DuckDB Tricks – Part 2
TL;DR: We continue our “DuckDB tricks” series, focusing on queries that clean, transform and summarize data.
Overview
This post is the latest installment of the DuckDB Tricks series, where we show you nifty SQL tricks in DuckDB. Here’s a summary of what we’re going to cover:
Operation | SQL instructions |
---|---|
Fixing timestamps in CSV files | regexp_replace and strptime |
Filling in missing values | CROSS JOIN , LEFT JOIN and coalesce |
Repeated data transformation steps | CREATE OR REPLACE TABLE t AS … FROM t … |
Computing checksums for columns | bit_xor(md5_number(COLUMNS(*)::VARCHAR)) |
Creating a macro for the checksum query | CREATE MACRO checksum(tbl) AS TABLE … |
Dataset
For our example dataset, we’ll use schedule.csv
, a hand-written CSV file that encodes a conference schedule. The schedule contains the timeslots, the locations and the events scheduled.
timeslot,location,event
2024-10-10 9am,room Mallard,Keynote
2024-10-10 10.30am,room Mallard,Customer stories
2024-10-10 10.30am,room Fusca,Deep dive 1
2024-10-10 12.30pm,main hall,Lunch
2024-10-10 2pm,room Fusca,Deep dive 2
Fixing Timestamps in CSV Files
As usual in real use case, the input CSV is messy with irregular timestamps such as 2024-10-10 9am
.
Therefore, if we load the schedule.csv
file using DuckDB’s CSV reader, the CSV sniffer will detect the first column as a VARCHAR
field:
CREATE TABLE schedule_raw AS
SELECT * FROM 'https://duckdb.org/data/schedule.csv';
SELECT * FROM schedule_raw;
┌────────────────────┬──────────────┬──────────────────┐
│ timeslot │ location │ event │
│ varchar │ varchar │ varchar │
├────────────────────┼──────────────┼──────────────────┤
│ 2024-10-10 9am │ room Mallard │ Keynote │
│ 2024-10-10 10.30am │ room Mallard │ Customer stories │
│ 2024-10-10 10.30am │ room Fusca │ Deep dive 1 │
│ 2024-10-10 12.30pm │ main hall │ Lunch │
│ 2024-10-10 2pm │ room Fusca │ Deep dive 2 │
└────────────────────┴──────────────┴──────────────────┘
Ideally, we would like the timeslot
column to have the type TIMESTAMP
so we can treat it as a timestamp in the queries later. To achieve this, we can use the table we just loaded and fix the problematic entities by using a regular expression-based search and replace operation, which unifies the format to hours.minutes
followed by am
or pm
. Then, we convert the string to timestamps using strptime
with the %p
format specifier capturing the am
/pm
part of the string.
CREATE TABLE schedule_cleaned AS
SELECT
timeslot
.regexp_replace(' (\d+)(am|pm)$', ' \1.00\2')
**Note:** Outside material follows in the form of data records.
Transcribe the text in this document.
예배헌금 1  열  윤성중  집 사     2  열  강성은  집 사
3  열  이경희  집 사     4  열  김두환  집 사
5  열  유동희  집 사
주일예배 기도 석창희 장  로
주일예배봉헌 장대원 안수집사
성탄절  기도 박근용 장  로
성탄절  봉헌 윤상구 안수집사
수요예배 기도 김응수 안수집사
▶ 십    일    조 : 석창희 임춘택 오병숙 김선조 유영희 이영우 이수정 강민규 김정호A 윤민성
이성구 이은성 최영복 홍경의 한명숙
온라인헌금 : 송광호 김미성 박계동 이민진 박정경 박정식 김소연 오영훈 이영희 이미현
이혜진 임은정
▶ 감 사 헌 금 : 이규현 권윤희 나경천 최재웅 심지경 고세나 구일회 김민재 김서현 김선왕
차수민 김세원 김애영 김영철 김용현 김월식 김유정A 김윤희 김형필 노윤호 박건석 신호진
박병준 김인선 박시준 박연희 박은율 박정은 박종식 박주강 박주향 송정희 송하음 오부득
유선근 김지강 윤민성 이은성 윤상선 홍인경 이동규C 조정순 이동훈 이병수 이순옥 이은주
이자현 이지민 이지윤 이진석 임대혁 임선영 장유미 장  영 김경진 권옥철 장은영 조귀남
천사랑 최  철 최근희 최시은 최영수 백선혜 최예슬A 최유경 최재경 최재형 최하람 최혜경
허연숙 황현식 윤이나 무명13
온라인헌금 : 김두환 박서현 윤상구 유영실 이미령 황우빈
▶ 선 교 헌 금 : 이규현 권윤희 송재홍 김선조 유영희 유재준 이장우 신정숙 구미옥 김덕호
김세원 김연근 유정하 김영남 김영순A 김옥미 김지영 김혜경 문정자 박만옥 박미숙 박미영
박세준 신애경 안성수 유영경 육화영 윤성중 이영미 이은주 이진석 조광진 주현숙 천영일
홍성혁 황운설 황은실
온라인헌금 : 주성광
.strptime('%Y-%m-%d %H.%M%p') AS timeslot,
location,
event
FROM schedule_raw;
Note that we use the dot operator for function chaining to improve readability. For example, regexp_replace(string, pattern, replacement)
is formulated as string.regexp_replace(pattern, replacement)
. The result is the following table:
┌─────────────────────┬──────────────┬──────────────────┐
│ timeslot │ location │ event │
│ timestamp │ varchar │ varchar │
├─────────────────────┼──────────────┼──────────────────┤
│ 2024-10-10 09:00:00 │ room Mallard │ Keynote │
│ 2024-10-10 10:30:00 │ room Mallard │ Customer stories │
│ 2024-10-10 10:30:00 │ room Fusca │ Deep dive 1 │
│ 2024-10-10 12:30:00 │ main hall │ Lunch │
│ 2024-10-10 14:00:00 │ room Fusca │ Deep dive 2 │
└─────────────────────┴──────────────┴──────────────────┘
Filling in Missing Values
Next, we would like to derive a schedule that includes the full picture: every timeslot for every location should have its line in the table. For the timeslot-location combinations, where there is no event specified, we would like to explicitly add a string that says <empty>
.
To achieve this, we first create a table timeslot_location_combinations
containing all possible combinations using a CROSS JOIN
. Then, we can connect the original table on the combinations using a LEFT JOIN
. Finally, we replace NULL
values with the <empty>
string using the coalesce
function.
The
CROSS JOIN
clause is equivalent to simply listing the tables in theFROM
clause without specifying join conditions. By explicitly spelling outCROSS JOIN
, we communicate that we intend to compute a Cartesian product – which is an expensive operation on large tables and should be avoided in most use cases.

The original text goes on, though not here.